The panic room had pretty much every TV show ever made on its massive hard drive, with multiple backup systems and a fail-proof generator, so there was nothing stopping Marisol from marathoning The Facts of Life for sixteen hours a day, starting over again with season one when she got to the end of the bedraggled final season. She also watched Mad Men and The West Wing. The media server had tons of video of live theatre, but Marisol didn’t watch that because it made her feel guilty. Not survivor’s guilt, failed playwright guilt.
Her last proper conversation with a living human had been an argument with Julie about Marisol’s decision to go to medical school instead of trying to write more plays. (“Fuck doctors, man,” Julie had spat. “People are going to die no matter what you do. Theatre is important.”) Marisol had hung up on Julie and gone back to the premed books, staring at the exposed musculature and blood vessels as if they were costume designs for a skeleton theatre troupe.

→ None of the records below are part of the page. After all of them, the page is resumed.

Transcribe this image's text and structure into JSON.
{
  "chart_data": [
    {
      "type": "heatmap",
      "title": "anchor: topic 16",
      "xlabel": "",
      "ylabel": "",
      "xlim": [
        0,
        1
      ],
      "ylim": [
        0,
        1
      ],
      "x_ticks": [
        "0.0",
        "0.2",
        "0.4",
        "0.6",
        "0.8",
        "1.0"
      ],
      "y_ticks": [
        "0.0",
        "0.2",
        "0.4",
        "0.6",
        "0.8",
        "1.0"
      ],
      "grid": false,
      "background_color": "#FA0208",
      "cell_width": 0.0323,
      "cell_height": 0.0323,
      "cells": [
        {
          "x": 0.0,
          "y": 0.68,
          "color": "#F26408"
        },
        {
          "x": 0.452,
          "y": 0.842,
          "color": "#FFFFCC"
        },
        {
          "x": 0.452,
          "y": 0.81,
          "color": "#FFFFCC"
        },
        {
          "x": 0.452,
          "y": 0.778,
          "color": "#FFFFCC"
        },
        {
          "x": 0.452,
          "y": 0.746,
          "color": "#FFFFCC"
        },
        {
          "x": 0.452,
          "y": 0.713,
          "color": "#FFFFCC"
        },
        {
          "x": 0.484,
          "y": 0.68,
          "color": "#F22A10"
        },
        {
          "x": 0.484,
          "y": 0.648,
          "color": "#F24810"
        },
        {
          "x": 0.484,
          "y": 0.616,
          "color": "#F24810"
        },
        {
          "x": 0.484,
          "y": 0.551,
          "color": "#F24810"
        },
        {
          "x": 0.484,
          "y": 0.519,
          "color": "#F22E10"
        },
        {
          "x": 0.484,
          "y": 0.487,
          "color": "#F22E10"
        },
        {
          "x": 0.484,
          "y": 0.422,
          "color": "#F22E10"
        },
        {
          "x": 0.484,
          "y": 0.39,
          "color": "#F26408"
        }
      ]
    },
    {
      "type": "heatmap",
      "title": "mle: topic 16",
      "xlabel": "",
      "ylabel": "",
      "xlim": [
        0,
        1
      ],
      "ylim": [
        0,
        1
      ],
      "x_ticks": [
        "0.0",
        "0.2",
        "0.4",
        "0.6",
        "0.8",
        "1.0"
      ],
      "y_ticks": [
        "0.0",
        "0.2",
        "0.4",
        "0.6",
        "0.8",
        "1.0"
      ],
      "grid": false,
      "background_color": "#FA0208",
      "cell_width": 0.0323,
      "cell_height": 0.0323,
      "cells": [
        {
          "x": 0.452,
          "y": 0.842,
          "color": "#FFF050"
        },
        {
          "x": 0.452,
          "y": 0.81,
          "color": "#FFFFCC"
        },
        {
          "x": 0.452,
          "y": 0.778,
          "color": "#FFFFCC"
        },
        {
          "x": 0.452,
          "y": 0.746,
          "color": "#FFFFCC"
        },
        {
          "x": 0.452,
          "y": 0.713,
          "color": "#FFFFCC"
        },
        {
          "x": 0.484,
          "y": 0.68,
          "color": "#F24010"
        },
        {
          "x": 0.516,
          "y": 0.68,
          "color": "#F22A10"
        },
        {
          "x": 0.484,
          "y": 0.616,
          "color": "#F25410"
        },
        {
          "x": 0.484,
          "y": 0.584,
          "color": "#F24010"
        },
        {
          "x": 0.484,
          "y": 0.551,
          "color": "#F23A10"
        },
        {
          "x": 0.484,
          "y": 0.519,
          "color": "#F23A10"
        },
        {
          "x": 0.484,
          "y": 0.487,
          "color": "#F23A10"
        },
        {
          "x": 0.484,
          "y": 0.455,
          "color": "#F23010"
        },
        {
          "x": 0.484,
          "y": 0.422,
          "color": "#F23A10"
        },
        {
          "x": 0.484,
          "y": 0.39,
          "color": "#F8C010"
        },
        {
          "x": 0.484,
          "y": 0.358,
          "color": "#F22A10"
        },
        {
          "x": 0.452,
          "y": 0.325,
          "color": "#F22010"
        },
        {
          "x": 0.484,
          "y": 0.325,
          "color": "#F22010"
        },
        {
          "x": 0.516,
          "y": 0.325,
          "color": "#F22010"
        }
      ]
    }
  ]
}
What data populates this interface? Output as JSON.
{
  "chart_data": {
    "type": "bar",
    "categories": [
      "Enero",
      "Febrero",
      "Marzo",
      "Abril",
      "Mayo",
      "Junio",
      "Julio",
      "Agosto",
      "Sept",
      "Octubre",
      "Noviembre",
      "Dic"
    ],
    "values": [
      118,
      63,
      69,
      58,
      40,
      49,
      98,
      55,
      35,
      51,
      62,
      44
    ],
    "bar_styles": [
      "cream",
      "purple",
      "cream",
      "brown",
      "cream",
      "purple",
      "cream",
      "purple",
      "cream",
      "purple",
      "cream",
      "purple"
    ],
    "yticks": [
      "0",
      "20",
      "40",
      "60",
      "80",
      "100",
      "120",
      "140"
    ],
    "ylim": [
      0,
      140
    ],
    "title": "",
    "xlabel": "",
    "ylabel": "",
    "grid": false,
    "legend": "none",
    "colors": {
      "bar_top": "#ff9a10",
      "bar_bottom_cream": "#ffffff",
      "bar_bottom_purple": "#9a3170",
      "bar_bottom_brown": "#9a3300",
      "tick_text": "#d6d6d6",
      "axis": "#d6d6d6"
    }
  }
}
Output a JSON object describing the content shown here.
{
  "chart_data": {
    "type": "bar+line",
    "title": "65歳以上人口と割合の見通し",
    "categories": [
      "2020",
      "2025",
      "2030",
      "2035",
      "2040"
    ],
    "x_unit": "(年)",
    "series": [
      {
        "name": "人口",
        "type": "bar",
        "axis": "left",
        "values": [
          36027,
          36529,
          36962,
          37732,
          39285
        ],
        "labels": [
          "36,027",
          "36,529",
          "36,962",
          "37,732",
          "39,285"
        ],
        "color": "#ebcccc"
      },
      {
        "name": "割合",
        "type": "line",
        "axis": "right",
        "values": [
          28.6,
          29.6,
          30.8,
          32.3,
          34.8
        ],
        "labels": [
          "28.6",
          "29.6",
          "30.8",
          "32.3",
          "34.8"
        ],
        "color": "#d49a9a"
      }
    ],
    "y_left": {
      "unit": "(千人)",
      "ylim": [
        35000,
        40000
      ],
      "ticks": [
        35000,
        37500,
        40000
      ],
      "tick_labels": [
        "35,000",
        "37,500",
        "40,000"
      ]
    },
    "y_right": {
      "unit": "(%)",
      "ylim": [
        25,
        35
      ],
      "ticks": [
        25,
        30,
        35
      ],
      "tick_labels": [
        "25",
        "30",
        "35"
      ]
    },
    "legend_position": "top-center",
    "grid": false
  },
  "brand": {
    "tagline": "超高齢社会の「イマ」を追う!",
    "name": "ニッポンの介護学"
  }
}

The quakes always happened at the worst moment, just when Jo or Blair was about to reveal something heartfelt and serious. The whole panic room would shake, throwing Marisol against the padded walls or ceiling over and over again. A reminder that the rest of the world was probably dead. At first, these quakes were constant, then they happened a few times a day. Then once a day, then a few times a week. Then a few times a month. Marisol knew that once a month or two passed without the world going sideways, she would have to go out and investigate. She would have to leave her friends at the Eastland School, and venture into a bleak world.